Se interrumpió, mirando atentamente a
Michel
-¿Y? -dijo este último
-Y... hasta que encuentre alguna idea
práctica.
-¡En la industria! -replicó Michel,
desilusionado
-No, hijo mío -respondió paternalmente
Quinsonnas-. En música.
¿En la música?
-¡Silencio! ¡No me interrogues! Es un
secreto. ¡Pero voy a asombrar a este siglo! ¡No nos riamos!
¡En nuestra época, que es seria, castigan la risa con la
muerte!
-Asombrar a su siglo -repitió
mecánicamente Michel.
-Ese es mi lema -aclaró Quinsonnas-.
Asombrarlo, porque no se puede encantarlo. Ha nacido como tú,
con cien años de retraso. ¡Imítame, trabaja!
Gánate el pan, porque hay que lograr esa cosa innoble: comer. Si
quieres, te enseñaré la vida; hace ya quince años
que alimento mi individuo de manera insuficiente, y he precisado de
buen diente para despachar lo que el destino me ha puesto en la boca.
Pero en fin, uno se las arregla con las mandíbulas. Felizmente
he termiando con una especie de oficio. Es verdad que tengo buena mano,
como dicen. ¡Por Dios! ¡Si quedara manco!
¿Qué sería de mí? ¡Ni piano ni Libro
Grande! ¡Bah! Con el tiempo se van usar los pies. ¡Eh!

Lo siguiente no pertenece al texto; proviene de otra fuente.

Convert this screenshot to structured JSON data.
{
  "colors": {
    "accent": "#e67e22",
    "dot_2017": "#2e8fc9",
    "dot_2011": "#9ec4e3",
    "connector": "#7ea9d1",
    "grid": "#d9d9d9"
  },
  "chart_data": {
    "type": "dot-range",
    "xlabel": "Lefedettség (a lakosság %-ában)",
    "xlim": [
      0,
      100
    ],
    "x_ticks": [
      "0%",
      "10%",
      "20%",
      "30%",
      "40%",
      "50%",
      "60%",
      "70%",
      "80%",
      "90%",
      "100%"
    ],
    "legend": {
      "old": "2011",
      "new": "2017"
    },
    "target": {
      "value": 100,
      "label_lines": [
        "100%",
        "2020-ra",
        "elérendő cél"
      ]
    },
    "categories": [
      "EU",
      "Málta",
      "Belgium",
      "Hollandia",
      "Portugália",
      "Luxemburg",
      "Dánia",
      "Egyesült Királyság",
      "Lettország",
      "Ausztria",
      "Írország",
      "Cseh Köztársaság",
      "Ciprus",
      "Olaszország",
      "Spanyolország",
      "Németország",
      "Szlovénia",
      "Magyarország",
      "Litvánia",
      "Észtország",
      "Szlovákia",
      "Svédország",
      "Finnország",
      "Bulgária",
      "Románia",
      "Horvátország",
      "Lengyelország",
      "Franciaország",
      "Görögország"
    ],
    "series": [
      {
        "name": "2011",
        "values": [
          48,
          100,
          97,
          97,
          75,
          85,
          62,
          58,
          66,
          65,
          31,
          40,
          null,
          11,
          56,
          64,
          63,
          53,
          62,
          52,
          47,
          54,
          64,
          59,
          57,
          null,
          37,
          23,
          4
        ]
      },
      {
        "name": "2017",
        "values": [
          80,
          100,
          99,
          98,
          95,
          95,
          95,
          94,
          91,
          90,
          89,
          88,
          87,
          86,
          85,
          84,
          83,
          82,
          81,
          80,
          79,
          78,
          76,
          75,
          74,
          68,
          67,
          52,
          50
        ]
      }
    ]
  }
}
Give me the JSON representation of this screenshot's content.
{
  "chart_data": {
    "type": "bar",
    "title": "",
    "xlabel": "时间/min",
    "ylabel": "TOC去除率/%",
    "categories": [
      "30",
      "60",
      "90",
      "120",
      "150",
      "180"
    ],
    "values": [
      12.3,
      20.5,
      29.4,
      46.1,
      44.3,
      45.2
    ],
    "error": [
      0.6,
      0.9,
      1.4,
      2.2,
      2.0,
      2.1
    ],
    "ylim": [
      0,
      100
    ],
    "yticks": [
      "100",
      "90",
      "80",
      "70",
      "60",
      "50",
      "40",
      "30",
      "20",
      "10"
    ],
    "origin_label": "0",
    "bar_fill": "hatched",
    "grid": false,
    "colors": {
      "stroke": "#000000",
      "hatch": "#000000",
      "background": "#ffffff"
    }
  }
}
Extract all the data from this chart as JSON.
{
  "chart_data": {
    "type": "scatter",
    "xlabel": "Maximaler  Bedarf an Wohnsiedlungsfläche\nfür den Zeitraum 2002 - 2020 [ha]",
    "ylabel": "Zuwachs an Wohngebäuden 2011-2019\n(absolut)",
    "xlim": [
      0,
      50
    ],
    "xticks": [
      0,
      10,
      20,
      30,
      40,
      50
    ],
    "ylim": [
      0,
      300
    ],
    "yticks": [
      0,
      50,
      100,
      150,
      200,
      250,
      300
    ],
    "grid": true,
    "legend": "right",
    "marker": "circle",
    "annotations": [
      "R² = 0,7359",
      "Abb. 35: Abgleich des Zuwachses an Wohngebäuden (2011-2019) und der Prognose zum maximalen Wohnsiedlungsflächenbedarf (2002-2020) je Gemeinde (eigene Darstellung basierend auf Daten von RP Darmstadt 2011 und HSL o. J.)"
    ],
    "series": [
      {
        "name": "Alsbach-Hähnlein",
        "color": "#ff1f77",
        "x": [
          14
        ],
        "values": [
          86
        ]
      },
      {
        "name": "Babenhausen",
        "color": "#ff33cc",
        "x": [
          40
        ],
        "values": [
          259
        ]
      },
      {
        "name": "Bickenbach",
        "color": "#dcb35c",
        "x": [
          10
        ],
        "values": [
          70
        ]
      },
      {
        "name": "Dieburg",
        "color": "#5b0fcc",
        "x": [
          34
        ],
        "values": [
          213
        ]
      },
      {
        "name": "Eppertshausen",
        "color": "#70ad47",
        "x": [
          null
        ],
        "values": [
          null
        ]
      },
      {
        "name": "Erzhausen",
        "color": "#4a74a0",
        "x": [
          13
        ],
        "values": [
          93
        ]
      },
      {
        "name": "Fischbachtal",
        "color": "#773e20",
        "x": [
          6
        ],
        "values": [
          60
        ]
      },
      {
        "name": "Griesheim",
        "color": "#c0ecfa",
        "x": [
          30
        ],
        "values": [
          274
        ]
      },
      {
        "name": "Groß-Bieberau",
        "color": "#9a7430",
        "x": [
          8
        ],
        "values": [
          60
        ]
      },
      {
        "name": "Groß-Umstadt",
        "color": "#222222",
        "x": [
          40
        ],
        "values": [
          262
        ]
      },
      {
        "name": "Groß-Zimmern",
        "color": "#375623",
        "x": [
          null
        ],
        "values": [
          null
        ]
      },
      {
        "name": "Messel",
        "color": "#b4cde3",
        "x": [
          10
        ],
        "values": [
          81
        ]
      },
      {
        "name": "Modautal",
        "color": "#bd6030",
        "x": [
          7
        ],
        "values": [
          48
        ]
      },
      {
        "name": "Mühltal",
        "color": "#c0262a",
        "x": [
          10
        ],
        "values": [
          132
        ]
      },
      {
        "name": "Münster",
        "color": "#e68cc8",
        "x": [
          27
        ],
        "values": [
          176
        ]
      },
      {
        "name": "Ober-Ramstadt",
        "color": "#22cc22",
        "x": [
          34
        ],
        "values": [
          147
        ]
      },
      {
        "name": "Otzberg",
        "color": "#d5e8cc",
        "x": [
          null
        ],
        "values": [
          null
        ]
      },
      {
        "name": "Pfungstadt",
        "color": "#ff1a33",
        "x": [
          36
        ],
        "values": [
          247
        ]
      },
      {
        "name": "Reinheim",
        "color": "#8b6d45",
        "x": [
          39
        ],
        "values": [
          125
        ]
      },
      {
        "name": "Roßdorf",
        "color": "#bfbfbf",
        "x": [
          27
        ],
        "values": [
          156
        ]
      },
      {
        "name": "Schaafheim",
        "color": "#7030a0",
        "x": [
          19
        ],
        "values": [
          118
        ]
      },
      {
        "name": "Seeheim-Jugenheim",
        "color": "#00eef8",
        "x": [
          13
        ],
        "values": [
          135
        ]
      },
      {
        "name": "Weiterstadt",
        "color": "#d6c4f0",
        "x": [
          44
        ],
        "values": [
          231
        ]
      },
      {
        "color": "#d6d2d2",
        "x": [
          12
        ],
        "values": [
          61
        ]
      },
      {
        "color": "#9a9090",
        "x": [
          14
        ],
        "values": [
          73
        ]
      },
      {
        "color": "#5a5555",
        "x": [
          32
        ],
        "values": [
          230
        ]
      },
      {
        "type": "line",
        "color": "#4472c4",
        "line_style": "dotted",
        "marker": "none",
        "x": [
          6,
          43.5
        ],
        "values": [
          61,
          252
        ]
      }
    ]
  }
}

¡Eh! ¡Y pienso en ello! Y eso sí que podría
asombrar al siglo.
Michel no pudo evitar reírse.
-No te rías, desgraciado -insistió
Quinsonnas-. Está prohibido en la casa Casmodage. ¡Mira!
Parezco capaz de confundir las piedras y mi aspecto puede helar la
bahía de las Tullerías en pleno julio. Seguro que sabes
que los filántropos norteamericanos imaginaron hace un tiempo
que se debería encerrar a los presos en cárceles redondas
para que ni siquiera tuvieran la distracción de los
ángulos. Y bien, hijo mío, la sociedad actual es redonda
como esas cárceles. También se aburre a todo trapo.
-Pero... -dijo Michel-, me parece que en el fondo eres muy
alegre...
-Aquí no. Pero en casa es otra cosa. Vas a
venir a verme. Te haré buena música. ¡La de los
viejos tiempos!
-Cuando quieras -contestó Michel, feliz-. Pero
necesito estar libre...
-¡Bien! Diré que necesitas lecciones de
dictado. Pero nada más de conversaciones subversivas en este
lugar. Soy un engranaje, tú eres otro. Funcionemos y volvamos a
las letanías de la Santa Contabilidad.
-Caja de varios -habló Michel.
-Caja de varios -repitió Quinsonnas.
Y recomenzó el trabajo. La existencia del joven Dufrénoy
se modificó significativamente desde entonces; tenía un
amigo; hablaba; podía darse a entender, lo comprendían;
era feliz como un mundo que hubiera recuperado el habla. Las cumbres
del Libro Grande ya no le parecían cimas desiertas; respiraba
allí con comodidad. Muy pronto los dos camaradas se habituaron a
tutearse.
Quinsonnas comunicaba a Michel todo lo que había adquirido por
experiencia, y éste, en sus insomnios, soñaba con los
engaños de este mundo; volvía por la mañana a la
oficina inflamado con los pensamientos de la noche, e interpelaba al
músico que no conseguía callarlo.
No pasó mucho tiempo antes de que el Libro Grande ya no
estuviera al día.
-No vayas a cometer un error -no cesaba de repetirle Quinsonnas-. Nos
pueden expulsar.
-Pero no puedo dejar de hablarte -respondía
Michel.
-Y bien -le dijo un día Quinsonnas-, hoy puedes venir a cenar a
mi casa. Vendrá mi amigo Jacques Aubanet.
-¡A tu casa! ¿Y el permiso?
-Ya lo tengo. ¿Dónde estamos?
-Caja de liquidaciones -dijo Michel.
-Caja de liquidaciones -repitió Quinsonnas.